Yugoslavia, My Fatherland by Goran Vojnovic, translated by Noam Charney (Istros)
SBN: 9781908236 27 2, 216 pages, £9.99
The breakdown of a country seen through the microcosm of one family. Set in Slovenia and Croatia, this novel covers the social and political landscape during the war and also in present day, taking in issues of how society has accommodated victims and perpetrators of the 1990s' war in a fast-paced quest story.

My Father's Dreams: A Tale of Innocence Abused written & translated by Evald Flisar(Istros) ISBN: 978 1 908236 22 7, 196 pages, £9.99
The book tells the story of fourteen-year-old Adam, the only son of a village doctor and his rather estranged wife, living in apparent rural harmony.

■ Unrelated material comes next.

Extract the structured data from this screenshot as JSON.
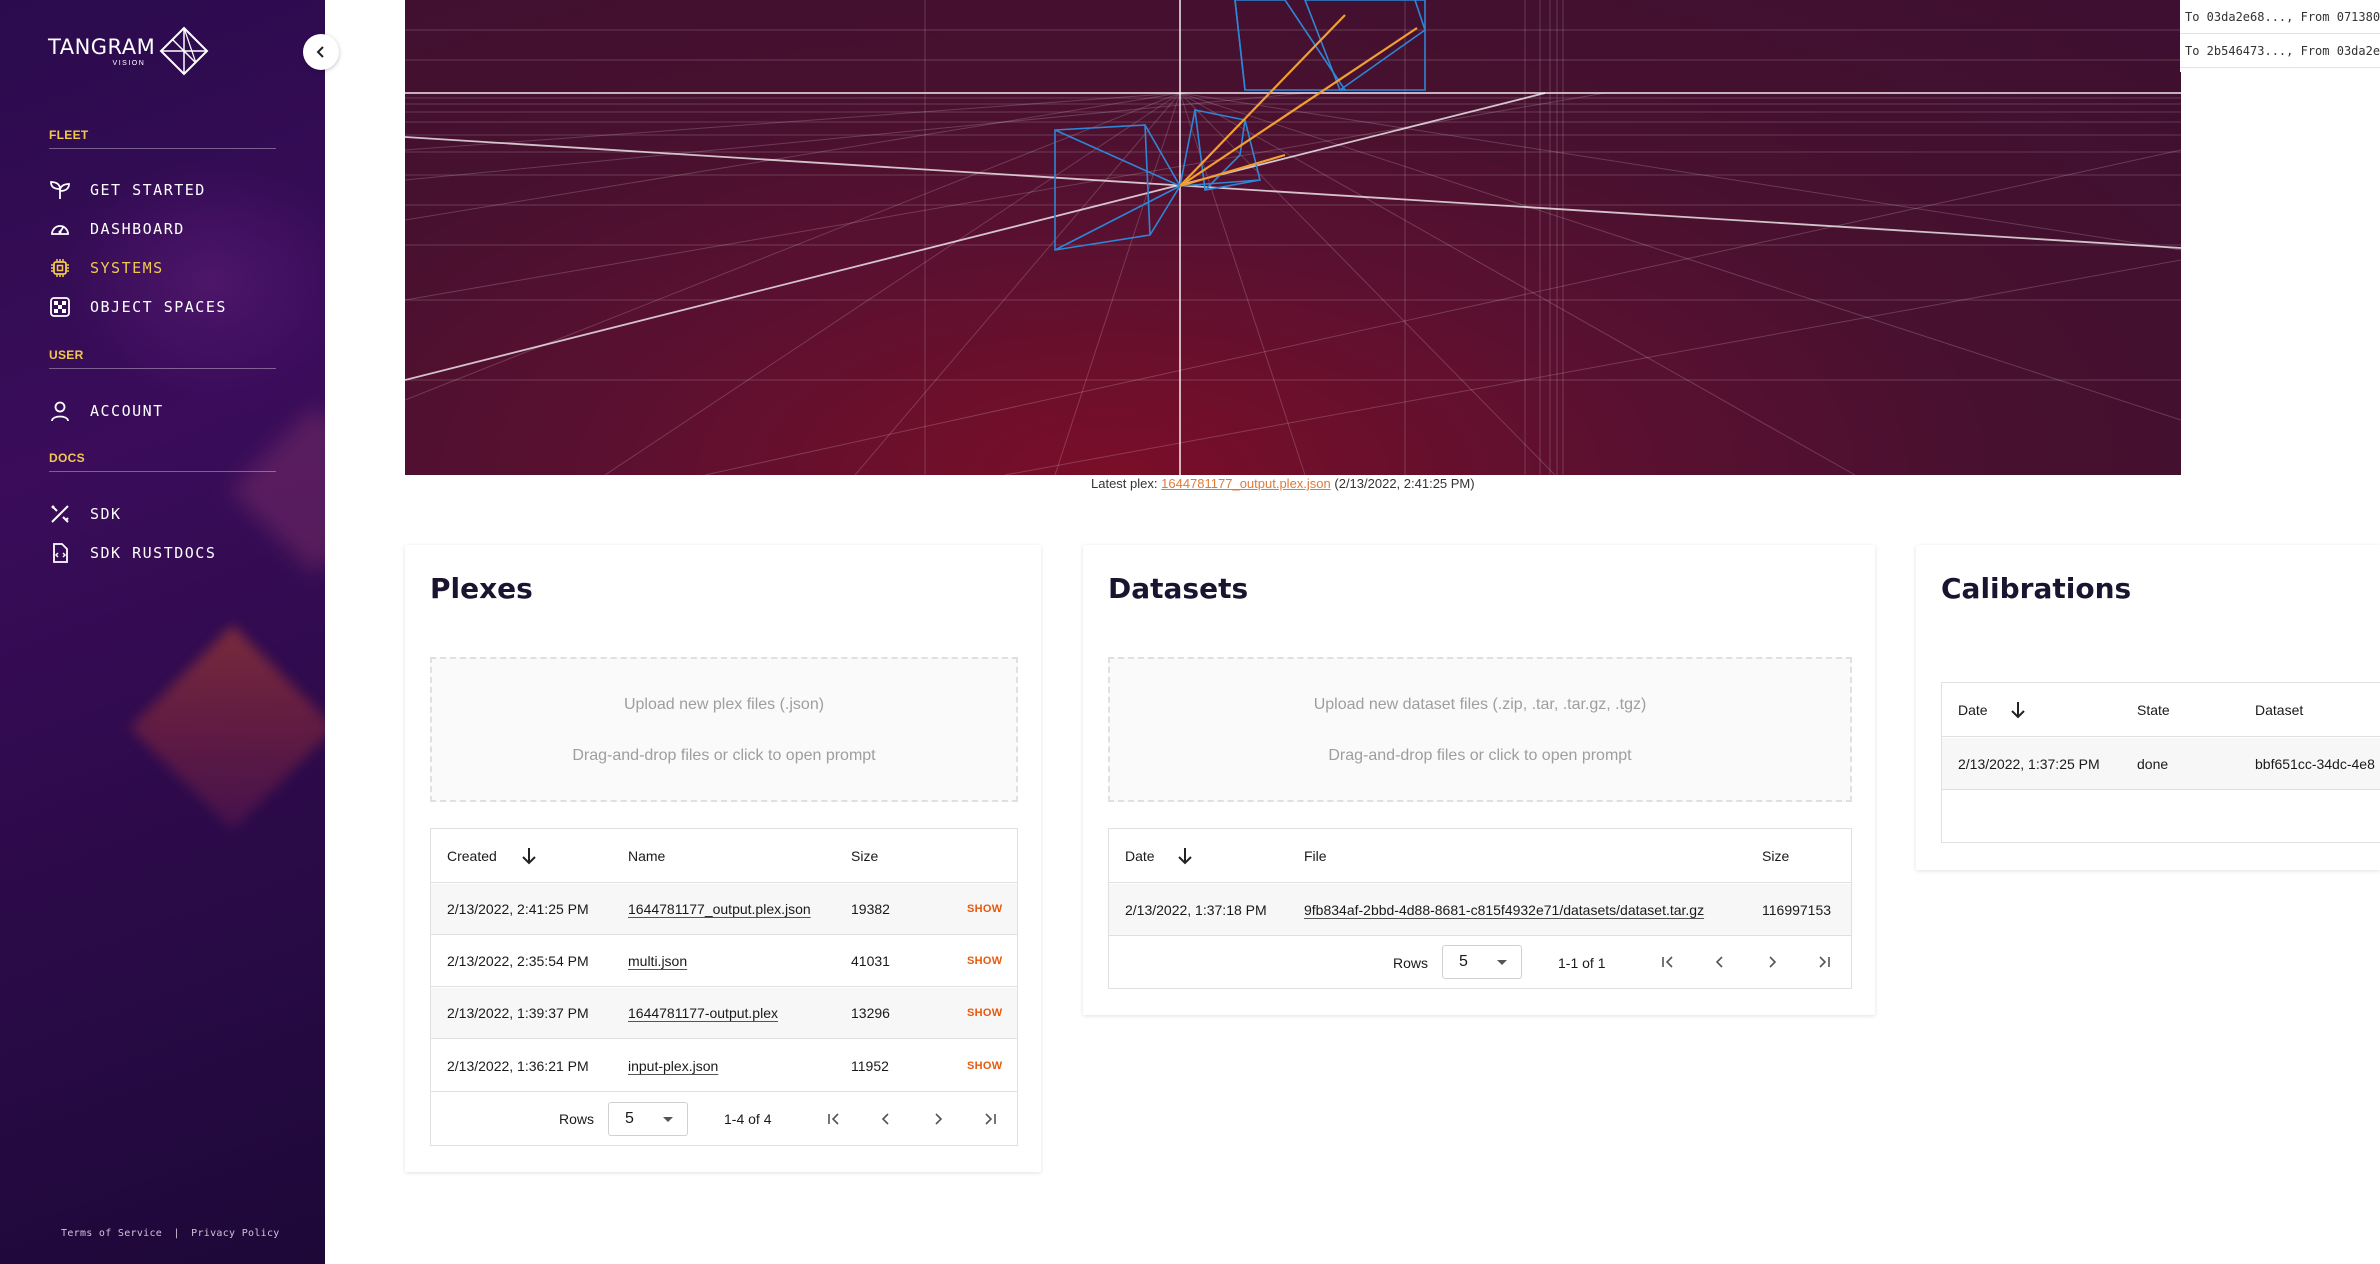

But this is a topsy-turvy world of illusions and hopes, in which the author plays with the function of dreaming and story-telling. The story reveals an insidious deception, in which the unsuspecting son and his mother are the apparent victims; and yet who can tell whether the gruesome ending is reality or just another dream….

Spain

The River by Rafael Ferlosio translated by Margarel Jull Costa(Dedalus ) ISBN 978 1 903517 17 6, 406 pages, £9.99
During the Spanish Civil War, the River Jarama was the scene of a bloody, month-long battle, which ended in a stalemate. The Republicans suffered about 25,000 casualties and the Nationalists 20,000. In the novel, set nearly twenty years later, the Jarama has become a favourite picnic spot. The novel describes one broiling hot day in August. Ferlosio has an eye for the dark poetry of that 'great, silent, caressing beast', the River Jarama, and it is the river which, long after the war has ended, claims yet another victim.

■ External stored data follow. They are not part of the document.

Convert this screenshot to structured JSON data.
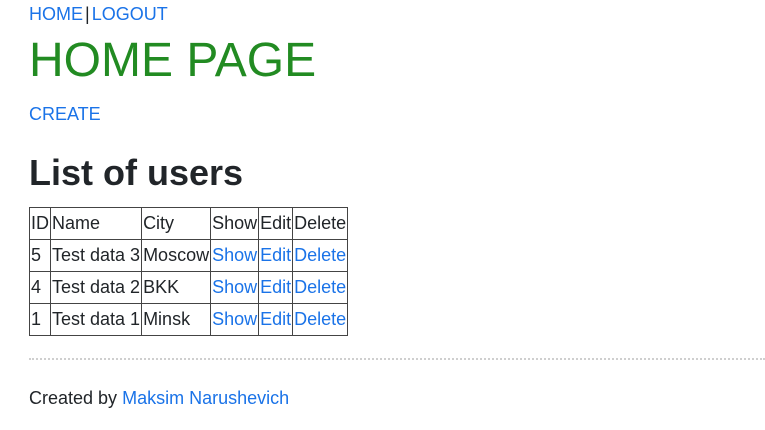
{
  "nav": {
    "home": "HOME",
    "separator": "|",
    "logout": "LOGOUT"
  },
  "page_title": "HOME PAGE",
  "create_link": "CREATE",
  "section_title": "List of users",
  "table": {
    "headers": [
      "ID",
      "Name",
      "City",
      "Show",
      "Edit",
      "Delete"
    ],
    "rows": [
      {
        "id": "5",
        "name": "Test data 3",
        "city": "Moscow",
        "show": "Show",
        "edit": "Edit",
        "delete": "Delete"
      },
      {
        "id": "4",
        "name": "Test data 2",
        "city": "BKK",
        "show": "Show",
        "edit": "Edit",
        "delete": "Delete"
      },
      {
        "id": "1",
        "name": "Test data 1",
        "city": "Minsk",
        "show": "Show",
        "edit": "Edit",
        "delete": "Delete"
      }
    ]
  },
  "footer": {
    "prefix": "Created by",
    "author": "Maksim Narushevich"
  },
  "colors": {
    "title_green": "#228b22",
    "link_blue": "#1a73e8",
    "text": "#212529"
  }
}
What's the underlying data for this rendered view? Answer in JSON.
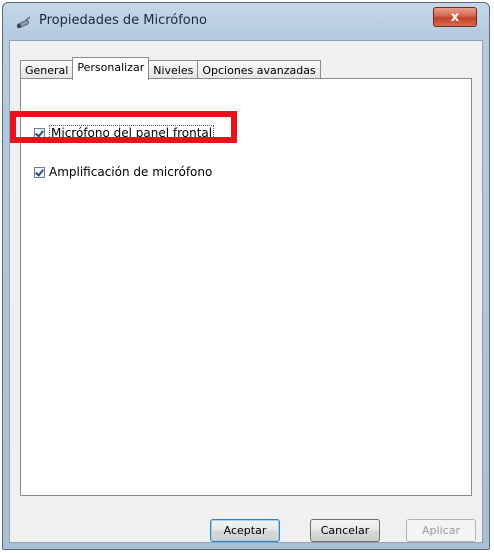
{
  "window": {
    "title": "Propiedades de Micrófono",
    "close_label": "x"
  },
  "tabs": [
    {
      "label": "General",
      "active": false
    },
    {
      "label": "Personalizar",
      "active": true
    },
    {
      "label": "Niveles",
      "active": false
    },
    {
      "label": "Opciones avanzadas",
      "active": false
    }
  ],
  "options": [
    {
      "label": "Micrófono del panel frontal",
      "checked": true
    },
    {
      "label": "Amplificación de micrófono",
      "checked": true
    }
  ],
  "annotation": {
    "highlight_color": "#e5141b"
  },
  "buttons": {
    "ok": "Aceptar",
    "cancel": "Cancelar",
    "apply": "Aplicar"
  }
}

See How Much I Love You by Luis Leante, translated by Martin Schifino (Marion Boyars) ISBN 9780 714531 54 0, 256 pages, £9.99 The novel begins in the 1970s when two teenagers in Barcelona fall in love. Montse becomes pregnant and despite this their affair ends. Santiago her boyfriend, goes off to the Western Sahara, Spain's only African colony, to spend his military service as far away as possible. Following the death of General Franco and Spain's withdrawal, Santiago is caught up up in a war between the Saharawi and the Moroccans and is not heard of again and presumed dead.Thirty years later Montse, now a divorced doctor, learns Santiago is alive and in a refuge camp in the Sahara and she sets off to find him
Sweden
 

Clinch by Martin Holmen, translated by Henning Koch (Pushkin Vertigo) ISBN 978 1 782271 92 5, 320 pages, £8.99
An ultra-gritty piece of contemporary Swedish noir, set in a decrepit, highly atmospheric 1930s Stockholm that is a far cry from the modern, egalitarian capital city of today.( To be published in May 2016).

The Serious Game by Hjalmar Soderberg, translated by Eva Claeson(Marion Boyars)
ISBN: 978 0 714530 61 1, 256 pages, £8.99
Set against the bustling cafes, newspaper offices, parks and hotels of Stockholm at the turn of the twentieth century The Serious Game shows two young people struggling to free themselves from the snares of a liberal society.